Re-assembly took but a couple of minutes. This time, water was pumped as advertised. Sorted.
And we also learned that the rubber specification of impellers differs for differing uses – pumping oils, toilet-waste water, sea water, other stuff – and that certain rubbers used for seawater impellers goes soft and weak when they get contaminated by fuel oils – like ours.
"That can easily happen", he said, "if one motors through a surface patch of diesel or fuel oil, and week/months later the impeller fails without apparent reason….."

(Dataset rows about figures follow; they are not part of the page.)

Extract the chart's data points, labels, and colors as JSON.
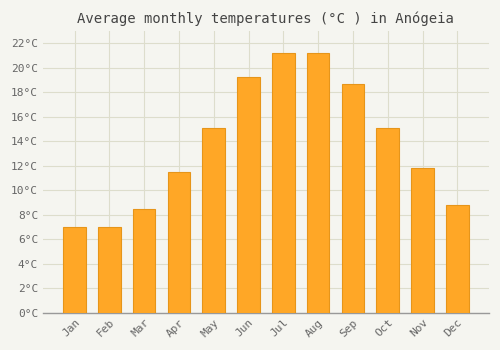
{
  "title": "Average monthly temperatures (°C ) in Anógeia",
  "months": [
    "Jan",
    "Feb",
    "Mar",
    "Apr",
    "May",
    "Jun",
    "Jul",
    "Aug",
    "Sep",
    "Oct",
    "Nov",
    "Dec"
  ],
  "values": [
    7.0,
    7.0,
    8.5,
    11.5,
    15.1,
    19.2,
    21.2,
    21.2,
    18.7,
    15.1,
    11.8,
    8.8
  ],
  "bar_face_color": "#FFA726",
  "bar_edge_color": "#E6951A",
  "background_color": "#F5F5F0",
  "plot_bg_color": "#F5F5F0",
  "grid_color": "#DDDDCC",
  "ylim": [
    0,
    23
  ],
  "yticks": [
    0,
    2,
    4,
    6,
    8,
    10,
    12,
    14,
    16,
    18,
    20,
    22
  ],
  "title_fontsize": 10,
  "tick_fontsize": 8,
  "font_family": "monospace"
}
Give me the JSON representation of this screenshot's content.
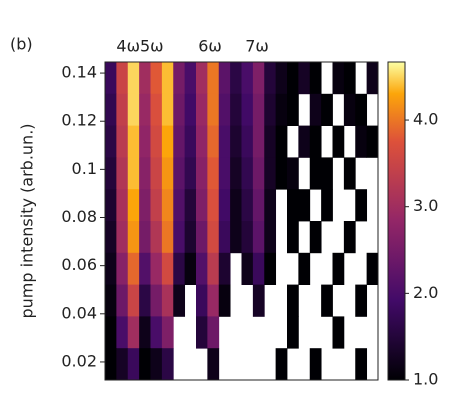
{
  "chart_data": {
    "type": "heatmap",
    "panel_label": "(b)",
    "annotations": [
      "4ω5ω",
      "6ω",
      "7ω"
    ],
    "ylabel": "pump intensity (arb.un.)",
    "ylim": [
      0.0125,
      0.1446
    ],
    "yticks": [
      0.02,
      0.04,
      0.06,
      0.08,
      0.1,
      0.12,
      0.14
    ],
    "colormap": "inferno",
    "clim": [
      1.0,
      4.67
    ],
    "cticks": [
      {
        "value": 1,
        "label": "1.0"
      },
      {
        "value": 2,
        "label": "2.0"
      },
      {
        "value": 3,
        "label": "3.0"
      },
      {
        "value": 4,
        "label": "4.0"
      }
    ],
    "values": [
      [
        1.8,
        3.5,
        4.5,
        3.0,
        3.8,
        4.4,
        2.5,
        2.0,
        3.0,
        4.0,
        2.2,
        1.6,
        2.0,
        2.6,
        1.5,
        1.2,
        1.0,
        1.3,
        1.0,
        null,
        1.1,
        1.0,
        null,
        1.2
      ],
      [
        1.7,
        3.4,
        4.5,
        2.9,
        3.7,
        4.4,
        2.4,
        1.9,
        2.9,
        4.0,
        2.1,
        1.5,
        1.9,
        2.5,
        1.4,
        1.1,
        1.0,
        null,
        1.2,
        1.0,
        null,
        1.1,
        1.0,
        null
      ],
      [
        1.6,
        3.3,
        4.4,
        2.8,
        3.6,
        4.3,
        2.3,
        1.8,
        2.8,
        3.9,
        2.0,
        1.4,
        1.8,
        2.5,
        1.3,
        1.0,
        null,
        1.2,
        1.0,
        null,
        1.0,
        null,
        1.1,
        1.0
      ],
      [
        1.5,
        3.2,
        4.4,
        2.7,
        3.5,
        4.2,
        2.2,
        1.7,
        2.7,
        3.8,
        2.0,
        1.3,
        1.7,
        2.4,
        1.3,
        1.0,
        1.1,
        null,
        1.0,
        1.0,
        null,
        1.0,
        null,
        null
      ],
      [
        1.4,
        3.1,
        4.3,
        2.6,
        3.4,
        4.1,
        2.1,
        1.5,
        2.6,
        3.7,
        1.9,
        1.2,
        1.6,
        2.3,
        1.2,
        null,
        1.0,
        1.0,
        null,
        1.0,
        null,
        null,
        1.0,
        null
      ],
      [
        1.3,
        3.0,
        4.2,
        2.5,
        3.2,
        4.0,
        2.0,
        1.4,
        2.4,
        3.6,
        1.8,
        1.2,
        1.5,
        2.2,
        1.2,
        null,
        1.0,
        null,
        1.0,
        null,
        null,
        1.0,
        null,
        null
      ],
      [
        1.2,
        2.7,
        3.9,
        2.1,
        2.9,
        3.6,
        1.6,
        1.1,
        2.1,
        3.3,
        1.4,
        null,
        1.2,
        1.8,
        1.0,
        null,
        null,
        1.0,
        null,
        null,
        1.0,
        null,
        null,
        1.0
      ],
      [
        1.1,
        2.4,
        3.5,
        1.6,
        2.5,
        3.1,
        1.2,
        null,
        1.8,
        2.9,
        1.1,
        null,
        null,
        1.3,
        null,
        null,
        1.0,
        null,
        null,
        1.0,
        null,
        null,
        1.0,
        null
      ],
      [
        1.0,
        2.0,
        3.0,
        1.2,
        2.0,
        2.6,
        null,
        null,
        1.5,
        2.4,
        null,
        null,
        null,
        null,
        null,
        null,
        1.0,
        null,
        null,
        null,
        1.0,
        null,
        null,
        null
      ],
      [
        1.0,
        1.3,
        1.8,
        1.0,
        1.2,
        1.6,
        null,
        null,
        null,
        1.2,
        null,
        null,
        null,
        null,
        null,
        1.0,
        null,
        null,
        1.0,
        null,
        null,
        null,
        1.0,
        null
      ]
    ]
  }
}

Certainly, I’ll encourage the fitting of a SpeedSeal coverplate, for the likelihood of those infernal SLOTTED screws dropping irretrievably into the sludgy bilge under the engine was high. Similarly, the RNLI practice of fitting a pair of coarse fuel filters , in parallel and switched, is a good one. The ruptured impeller /burnt-through Vetus bottle is at the root of several engine failures I’ve experienced; fuel starvation due to a blocked filter is the other main cause, on that boat.